Now you’re thinking: what happened to Terah to make her afraid of birds?
First off, let me just say that they’ve always made me a little uncomfortable (Side note: Even worse are the people who have birds as pets. I mean they have wings. Let those demons fly; don’t cage them up). I never trusted a bird, not even Big Bird. My one friend’s mom had two parrots and I always thought their attitude was not warranted especially when the one bit me for no reason. I was so mad at the parrot that from that day, I decided to never trust a bird.
Then, the tipping point was when my brother and I were home alone in the middle of the spring. I hear a little rattle in the chimney. What could that be? Who knows. So I open the flu and ZING. A bird flies out of the chimney and into our house. He’s swooping, he’s diving, he’s freaking out and even worse he’s freaking me out. So I start yelling for my younger brother and I start to cry because I was convinced the bird was attacking me. Tyler runs downstairs expecting to see that I’ve split my head open on the hearth or chopped my hand off with a knife.
“Are you okay? What’s going on?”
Tears stream down my face. “THERE’S A BIRD IN THE HOUSE!”
At that moment I saw Tyler roll his eyes at me. He had been pretty good at hiding it his whole life up to this point. Let me also point out before I continue that I’m probably 12-years-old, making Tyler nine.
The bird swoops from the foyer into the kitchen, tries to get out the window and then retreats into the dining room. Tyler goes into the dining room, opens the window. The bird leaves. Tyler shakes his head walking past me and goes to his room. He may have made a comment at this point but I was in too much shock at what had just happened.
That evening when my parents got home I told them the story and neither of them attempted to make me feel better about the situation.

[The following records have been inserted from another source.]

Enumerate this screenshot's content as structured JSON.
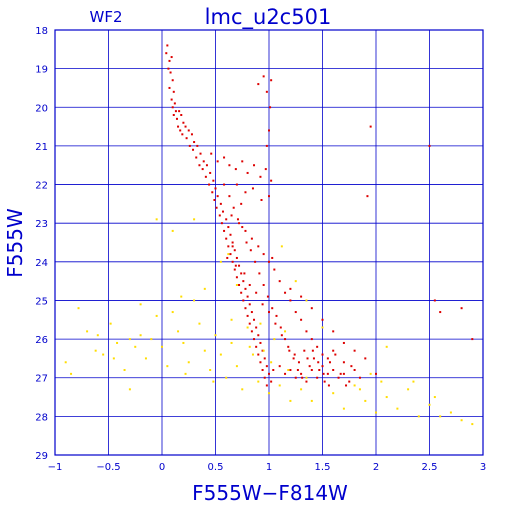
{
  "colors": {
    "axis": "#0000cc",
    "grid": "#0000cc",
    "text": "#0000cc",
    "point_primary": "#dd0000",
    "point_secondary": "#ffdd00"
  },
  "chart_data": {
    "type": "scatter",
    "panel_label": "WF2",
    "title": "lmc_u2c501",
    "xlabel": "F555W−F814W",
    "ylabel": "F555W",
    "xlim": [
      -1,
      3
    ],
    "ylim": [
      18,
      29
    ],
    "y_inverted": true,
    "grid": true,
    "legend": "none",
    "x_ticks": [
      -1,
      -0.5,
      0,
      0.5,
      1,
      1.5,
      2,
      2.5,
      3
    ],
    "x_tick_labels": [
      "−1",
      "−0.5",
      "0",
      "0.5",
      "1",
      "1.5",
      "2",
      "2.5",
      "3"
    ],
    "y_ticks": [
      18,
      19,
      20,
      21,
      22,
      23,
      24,
      25,
      26,
      27,
      28,
      29
    ],
    "y_tick_labels": [
      "18",
      "19",
      "20",
      "21",
      "22",
      "23",
      "24",
      "25",
      "26",
      "27",
      "28",
      "29"
    ],
    "series": [
      {
        "color": "#dd0000",
        "points": [
          [
            0.05,
            18.4
          ],
          [
            0.04,
            18.6
          ],
          [
            0.07,
            18.8
          ],
          [
            0.09,
            18.7
          ],
          [
            0.06,
            19.0
          ],
          [
            0.08,
            19.1
          ],
          [
            0.1,
            19.3
          ],
          [
            0.07,
            19.5
          ],
          [
            0.11,
            19.6
          ],
          [
            0.09,
            19.8
          ],
          [
            0.12,
            19.9
          ],
          [
            0.1,
            20.0
          ],
          [
            0.13,
            20.1
          ],
          [
            0.16,
            20.1
          ],
          [
            0.11,
            20.2
          ],
          [
            0.14,
            20.3
          ],
          [
            0.18,
            20.2
          ],
          [
            0.2,
            20.4
          ],
          [
            0.15,
            20.5
          ],
          [
            0.22,
            20.5
          ],
          [
            0.17,
            20.6
          ],
          [
            0.25,
            20.6
          ],
          [
            0.19,
            20.7
          ],
          [
            0.28,
            20.7
          ],
          [
            0.23,
            20.8
          ],
          [
            0.3,
            20.9
          ],
          [
            0.26,
            21.0
          ],
          [
            0.33,
            21.0
          ],
          [
            0.29,
            21.1
          ],
          [
            0.36,
            21.2
          ],
          [
            0.32,
            21.3
          ],
          [
            0.39,
            21.4
          ],
          [
            0.35,
            21.5
          ],
          [
            0.42,
            21.5
          ],
          [
            0.38,
            21.6
          ],
          [
            0.45,
            21.7
          ],
          [
            0.41,
            21.8
          ],
          [
            0.48,
            21.9
          ],
          [
            0.44,
            22.0
          ],
          [
            0.5,
            22.1
          ],
          [
            0.47,
            22.2
          ],
          [
            0.52,
            22.3
          ],
          [
            0.49,
            22.4
          ],
          [
            0.55,
            22.5
          ],
          [
            0.51,
            22.6
          ],
          [
            0.57,
            22.7
          ],
          [
            0.54,
            22.8
          ],
          [
            0.6,
            22.9
          ],
          [
            0.56,
            23.0
          ],
          [
            0.62,
            23.1
          ],
          [
            0.58,
            23.2
          ],
          [
            0.64,
            23.3
          ],
          [
            0.6,
            23.4
          ],
          [
            0.66,
            23.5
          ],
          [
            0.62,
            23.6
          ],
          [
            0.68,
            23.7
          ],
          [
            0.64,
            23.8
          ],
          [
            0.7,
            23.9
          ],
          [
            0.66,
            24.0
          ],
          [
            0.72,
            24.1
          ],
          [
            0.68,
            24.2
          ],
          [
            0.74,
            24.3
          ],
          [
            0.7,
            24.4
          ],
          [
            0.76,
            24.5
          ],
          [
            0.72,
            24.6
          ],
          [
            0.78,
            24.7
          ],
          [
            0.74,
            24.8
          ],
          [
            0.8,
            24.9
          ],
          [
            0.76,
            25.0
          ],
          [
            0.82,
            25.1
          ],
          [
            0.78,
            25.2
          ],
          [
            0.84,
            25.3
          ],
          [
            0.8,
            25.4
          ],
          [
            0.86,
            25.5
          ],
          [
            0.82,
            25.6
          ],
          [
            0.88,
            25.7
          ],
          [
            0.84,
            25.8
          ],
          [
            0.9,
            25.9
          ],
          [
            0.86,
            26.0
          ],
          [
            0.92,
            26.1
          ],
          [
            0.88,
            26.2
          ],
          [
            0.94,
            26.3
          ],
          [
            0.9,
            26.4
          ],
          [
            0.96,
            26.5
          ],
          [
            0.92,
            26.6
          ],
          [
            0.98,
            26.7
          ],
          [
            0.94,
            26.8
          ],
          [
            1.0,
            26.9
          ],
          [
            0.96,
            27.0
          ],
          [
            1.02,
            27.1
          ],
          [
            0.98,
            27.2
          ],
          [
            1.04,
            26.8
          ],
          [
            1.1,
            26.7
          ],
          [
            1.15,
            26.9
          ],
          [
            1.2,
            26.8
          ],
          [
            1.25,
            27.0
          ],
          [
            1.3,
            26.9
          ],
          [
            1.35,
            27.1
          ],
          [
            1.4,
            26.8
          ],
          [
            1.45,
            27.0
          ],
          [
            1.5,
            26.7
          ],
          [
            1.55,
            26.9
          ],
          [
            1.6,
            26.8
          ],
          [
            1.65,
            27.0
          ],
          [
            1.7,
            26.9
          ],
          [
            1.75,
            27.1
          ],
          [
            1.8,
            26.8
          ],
          [
            1.85,
            27.0
          ],
          [
            0.46,
            21.2
          ],
          [
            0.52,
            21.4
          ],
          [
            0.58,
            21.3
          ],
          [
            0.63,
            21.5
          ],
          [
            0.69,
            21.6
          ],
          [
            0.75,
            21.4
          ],
          [
            0.8,
            21.7
          ],
          [
            0.86,
            21.5
          ],
          [
            0.92,
            21.8
          ],
          [
            0.97,
            21.6
          ],
          [
            1.02,
            21.9
          ],
          [
            0.7,
            22.0
          ],
          [
            0.78,
            22.2
          ],
          [
            0.85,
            22.1
          ],
          [
            0.93,
            22.4
          ],
          [
            1.0,
            22.3
          ],
          [
            0.65,
            22.8
          ],
          [
            0.72,
            23.0
          ],
          [
            0.78,
            23.2
          ],
          [
            0.84,
            23.4
          ],
          [
            0.9,
            23.6
          ],
          [
            0.95,
            23.8
          ],
          [
            1.0,
            24.0
          ],
          [
            1.05,
            24.2
          ],
          [
            1.1,
            24.5
          ],
          [
            1.15,
            24.8
          ],
          [
            1.2,
            25.0
          ],
          [
            1.25,
            25.3
          ],
          [
            1.3,
            25.5
          ],
          [
            1.35,
            25.8
          ],
          [
            1.4,
            26.0
          ],
          [
            1.45,
            26.2
          ],
          [
            1.5,
            26.4
          ],
          [
            1.55,
            26.5
          ],
          [
            1.6,
            26.3
          ],
          [
            1.7,
            26.6
          ],
          [
            0.95,
            19.2
          ],
          [
            0.9,
            19.4
          ],
          [
            0.98,
            19.6
          ],
          [
            1.02,
            19.3
          ],
          [
            1.01,
            20.0
          ],
          [
            1.0,
            20.6
          ],
          [
            0.98,
            21.0
          ],
          [
            1.03,
            23.9
          ],
          [
            1.2,
            24.7
          ],
          [
            1.3,
            24.9
          ],
          [
            1.4,
            25.2
          ],
          [
            1.5,
            25.5
          ],
          [
            1.6,
            25.8
          ],
          [
            1.7,
            26.1
          ],
          [
            1.8,
            26.3
          ],
          [
            1.9,
            26.5
          ],
          [
            2.0,
            26.9
          ],
          [
            1.95,
            20.5
          ],
          [
            1.92,
            22.3
          ],
          [
            2.5,
            21.0
          ],
          [
            2.55,
            25.0
          ],
          [
            2.6,
            25.3
          ],
          [
            2.8,
            25.2
          ],
          [
            2.9,
            26.0
          ],
          [
            0.74,
            22.5
          ],
          [
            0.66,
            23.6
          ],
          [
            0.61,
            23.9
          ],
          [
            0.69,
            24.1
          ],
          [
            0.77,
            24.3
          ],
          [
            0.82,
            24.6
          ],
          [
            0.88,
            24.8
          ],
          [
            0.94,
            25.1
          ],
          [
            1.0,
            25.3
          ],
          [
            1.06,
            25.6
          ],
          [
            1.12,
            25.9
          ],
          [
            1.18,
            26.2
          ],
          [
            1.24,
            26.4
          ],
          [
            1.28,
            26.6
          ],
          [
            1.33,
            26.3
          ],
          [
            1.38,
            26.7
          ],
          [
            1.42,
            26.5
          ],
          [
            1.47,
            26.8
          ],
          [
            1.52,
            27.1
          ],
          [
            1.57,
            26.6
          ],
          [
            1.62,
            26.4
          ],
          [
            1.67,
            26.9
          ],
          [
            1.72,
            27.2
          ],
          [
            1.77,
            26.7
          ],
          [
            0.58,
            22.0
          ],
          [
            0.63,
            22.3
          ],
          [
            0.67,
            22.6
          ],
          [
            0.71,
            22.9
          ],
          [
            0.75,
            23.1
          ],
          [
            0.79,
            23.5
          ],
          [
            0.83,
            23.7
          ],
          [
            0.87,
            24.0
          ],
          [
            0.91,
            24.3
          ],
          [
            0.95,
            24.6
          ],
          [
            0.99,
            24.9
          ],
          [
            1.03,
            25.2
          ],
          [
            1.07,
            25.4
          ],
          [
            1.11,
            25.7
          ],
          [
            1.15,
            26.0
          ],
          [
            1.19,
            26.3
          ],
          [
            1.23,
            26.5
          ],
          [
            1.27,
            26.8
          ],
          [
            1.31,
            27.0
          ],
          [
            1.36,
            26.5
          ],
          [
            1.41,
            26.3
          ],
          [
            1.46,
            26.6
          ],
          [
            1.51,
            26.9
          ],
          [
            1.56,
            27.2
          ]
        ]
      },
      {
        "color": "#ffdd00",
        "points": [
          [
            -0.9,
            26.6
          ],
          [
            -0.85,
            26.9
          ],
          [
            -0.78,
            25.2
          ],
          [
            -0.7,
            25.8
          ],
          [
            -0.62,
            26.3
          ],
          [
            -0.55,
            26.4
          ],
          [
            -0.48,
            25.6
          ],
          [
            -0.42,
            26.1
          ],
          [
            -0.35,
            26.8
          ],
          [
            -0.3,
            27.3
          ],
          [
            -0.25,
            26.2
          ],
          [
            -0.2,
            25.9
          ],
          [
            -0.15,
            26.5
          ],
          [
            -0.1,
            26.0
          ],
          [
            -0.05,
            25.4
          ],
          [
            0.0,
            26.2
          ],
          [
            0.05,
            26.7
          ],
          [
            0.1,
            25.3
          ],
          [
            0.15,
            25.8
          ],
          [
            0.2,
            26.1
          ],
          [
            0.25,
            26.6
          ],
          [
            0.3,
            25.0
          ],
          [
            0.35,
            25.6
          ],
          [
            0.4,
            26.3
          ],
          [
            0.45,
            26.8
          ],
          [
            0.5,
            25.9
          ],
          [
            0.55,
            26.4
          ],
          [
            0.6,
            27.0
          ],
          [
            0.65,
            26.1
          ],
          [
            0.7,
            26.7
          ],
          [
            0.75,
            27.3
          ],
          [
            0.8,
            25.7
          ],
          [
            0.85,
            26.4
          ],
          [
            0.9,
            27.1
          ],
          [
            0.95,
            26.3
          ],
          [
            1.0,
            27.4
          ],
          [
            1.05,
            26.0
          ],
          [
            1.1,
            27.2
          ],
          [
            1.15,
            25.8
          ],
          [
            1.2,
            27.6
          ],
          [
            1.3,
            27.3
          ],
          [
            1.4,
            27.6
          ],
          [
            1.5,
            25.7
          ],
          [
            1.6,
            27.4
          ],
          [
            1.7,
            27.8
          ],
          [
            1.8,
            27.2
          ],
          [
            1.9,
            27.6
          ],
          [
            2.0,
            27.9
          ],
          [
            2.1,
            27.5
          ],
          [
            2.2,
            27.8
          ],
          [
            2.3,
            27.3
          ],
          [
            2.4,
            28.0
          ],
          [
            2.5,
            27.7
          ],
          [
            2.6,
            28.0
          ],
          [
            2.7,
            27.9
          ],
          [
            2.8,
            28.1
          ],
          [
            2.9,
            28.2
          ],
          [
            -0.05,
            22.9
          ],
          [
            0.1,
            23.2
          ],
          [
            0.3,
            22.9
          ],
          [
            0.4,
            24.7
          ],
          [
            0.55,
            24.0
          ],
          [
            0.62,
            23.8
          ],
          [
            0.7,
            24.6
          ],
          [
            1.12,
            23.6
          ],
          [
            1.25,
            24.5
          ],
          [
            1.35,
            25.0
          ],
          [
            0.18,
            24.9
          ],
          [
            -0.2,
            25.1
          ],
          [
            -0.45,
            26.5
          ],
          [
            -0.6,
            25.9
          ],
          [
            -0.3,
            26.0
          ],
          [
            0.22,
            26.9
          ],
          [
            0.48,
            27.1
          ],
          [
            0.65,
            25.5
          ],
          [
            0.82,
            26.2
          ],
          [
            0.92,
            25.6
          ],
          [
            1.02,
            26.6
          ],
          [
            1.18,
            26.8
          ],
          [
            1.35,
            27.0
          ],
          [
            2.1,
            26.2
          ],
          [
            2.35,
            27.1
          ],
          [
            2.55,
            27.5
          ],
          [
            2.05,
            27.1
          ],
          [
            1.95,
            26.9
          ],
          [
            1.85,
            27.3
          ]
        ]
      }
    ]
  }
}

“Tee, it was just a bird.”
A few years later my dog, Kodi heard the same noise in the chimney, started crawling up it (she was part Pitbull, part Akita and part Spiderman). She grabs the bird with her mouth and then rips it a part in our living room. I saw the whole thing and screamed for my mother the entire time. Kodi then walks over to the closet where her food is kept and expects a treat for her valiant effort. I’m in tears and my mother comes running down the stairs expecting the worst (maybe a burglar holding me at gun point, or me falling and having them bone stick out of my leg).
“What is it?”
(Sobbing) “Kodi….killed….the….bird” (more sobbing) “I saw the whole thing” (tears) “it was terrible.”
More rolling of the eyes as my mother went into the closet, got Kodi a treat and then proceeded to grab paper towels and cleaner to pick up the ripped apart bird.
You can call me ridiculous or crazy. I’ll take it. I know I’m not crazy because I don’t become offended when people call me crazy (the true crazies are the ones you call crazy and they flip out and come close to attacking). I am genuinely afraid of birds.
One day I was walking with a friend at Marist and I got a glimpse of a bird and the shadow of its wings and I ducked and started screaming. She had no idea what was going on, and we laugh about it today, but I was afraid they were swooping.
Seagulls are the worst; no I do not want you to stalk me at the beach. Parrots are rude and talk back to you. And any other bird can die for all I care. The only bird I like is the peacock. Well, I like the way it looks and what it stands for. In real life, peacocks are jerks that get real aggressive real quick.